Tag 9, Montag, 22.06.2026: Heute morgen fahren wir erneut die Route touristique de Combs Laval hoch. Ganz einfach, weil unsere Route dort durchführt. Und somit kommen wir auch erneut am Col de la Machine (1’011m) vorbei, weiter zum Col de Carri (1’215m) und über den Col du Pronce (1’100m). Die Cols sind deutlich niedriger geworden, wir merken, dass wir am westlichen Ende der Alpen angekommen sind. Die Gegend ist wesentlich weiter geworden. Wir machen in «Die» einen Tankstopp und füllen unseren Proviant nach. Im InterMaché in der Wasserabteilung steht ein angebrochener Sixpack 1.5l Flaschen und dies animiert uns dazu gleich die verbleibenden 4 Flaschen zu kaufen. Dazu noch 2l aus dem Kühlregal, damit wir gleich eine kühle Erfrischung haben und die zweite in die Thermosflasche für später.

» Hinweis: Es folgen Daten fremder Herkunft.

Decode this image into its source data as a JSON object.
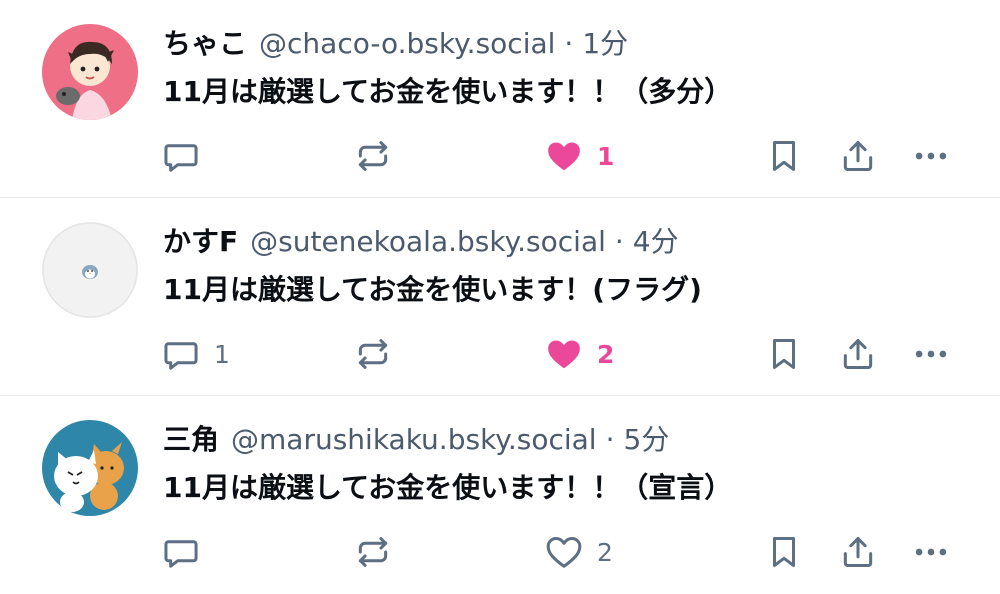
{
  "posts": [
    {
      "name": "ちゃこ",
      "handle": "@chaco-o.bsky.social",
      "separator": "·",
      "time": "1分",
      "text": "11月は厳選してお金を使います！！（多分）",
      "reply_count": "",
      "like_count": "1",
      "liked": true,
      "avatar_icon": "avatar-chaco-icon"
    },
    {
      "name": "かすF",
      "handle": "@sutenekoala.bsky.social",
      "separator": "·",
      "time": "4分",
      "text": "11月は厳選してお金を使います！(フラグ)",
      "reply_count": "1",
      "like_count": "2",
      "liked": true,
      "avatar_icon": "avatar-penguin-icon"
    },
    {
      "name": "三角",
      "handle": "@marushikaku.bsky.social",
      "separator": "·",
      "time": "5分",
      "text": "11月は厳選してお金を使います！！（宣言）",
      "reply_count": "",
      "like_count": "2",
      "liked": false,
      "avatar_icon": "avatar-cats-icon"
    }
  ],
  "colors": {
    "icon": "#5d6f83",
    "liked": "#ec4899",
    "muted_text": "#4b5a6c",
    "divider": "#e6e9ee"
  }
}
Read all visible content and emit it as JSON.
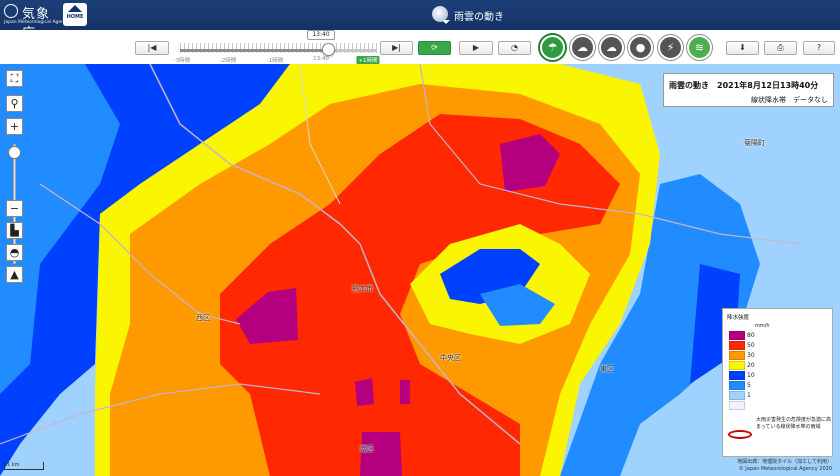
{
  "header": {
    "agency_name_jp": "気象庁",
    "agency_name_en": "Japan Meteorological Agency",
    "home_label": "HOME",
    "page_title": "雨雲の動き"
  },
  "timeline": {
    "current_time": "13:40",
    "ticks": [
      "-3時間",
      "-2時間",
      "-1時間",
      "13:40",
      "+1時間"
    ],
    "position_fraction": 0.75
  },
  "toolbar": {
    "left_buttons": [
      "step-back",
      "step-forward",
      "refresh",
      "play",
      "speed"
    ],
    "mode_buttons": [
      "rain-cloud-active",
      "thunder-cloud",
      "cloud-rain",
      "rain-drop",
      "lightning",
      "linear-rain-band"
    ],
    "right_buttons": [
      "download",
      "print",
      "help"
    ]
  },
  "info_box": {
    "title": "雨雲の動き　2021年8月12日13時40分",
    "subtitle": "線状降水帯　データなし"
  },
  "legend": {
    "title": "降水強度",
    "unit": "mm/h",
    "levels": [
      {
        "label": "80",
        "color": "#b4007e"
      },
      {
        "label": "50",
        "color": "#ff2800"
      },
      {
        "label": "30",
        "color": "#ff9900"
      },
      {
        "label": "20",
        "color": "#faf500"
      },
      {
        "label": "10",
        "color": "#0041ff"
      },
      {
        "label": "5",
        "color": "#218cff"
      },
      {
        "label": "1",
        "color": "#a0d2ff"
      },
      {
        "label": "",
        "color": "#f2f2ff"
      }
    ],
    "band_note": "大雨災害発生の危険度が急激に高まっている線状降水帯の雨域"
  },
  "map": {
    "place_labels": [
      "熊本市",
      "中央区",
      "西区",
      "東区",
      "南区",
      "菊陽町"
    ],
    "scale_label": "1 km",
    "attribution_line1": "地図出典：地理院タイル（加工して利用）",
    "attribution_line2": "© Japan Meteorological Agency 2020"
  }
}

Wir fahren weiter, durch den Gorges de l’Escharis und über den Col de Tavard (557m). Im Abstieg entdecken wir eine lauschige Aire und machen Znünipause, also eigentlich nur einen Kafihalt. Über den Col de Lescou (819m) und den Col de la Sausse (791m), auf dem eine Tafel steht, dass keine Schneeketten mitzuführen und auch keine Winterreifen erforderlich sind – wir sind anhand der aktuell herrschenden Temperaturen etwas verwirrt. Anschliessend durchqueren wir einen weiteren Gorges, den Gorges de Trente Pas. Das Thermometer zeigt zwischendurch 39° an und wir trinken, was geht und es geht einiges! Und da nicht alles durch Schwitzen verloren geht, ist abermals eine Pause notwendig. Wie machen halt, bei einem schattigen Rastplatz in der Nähe von Saint-Léger-du-Ventoux und stärken uns mit Baguette und der schon zur Gewohnheit gewordenen Saucisson. Als Dessert teilen wir uns einen Apfel.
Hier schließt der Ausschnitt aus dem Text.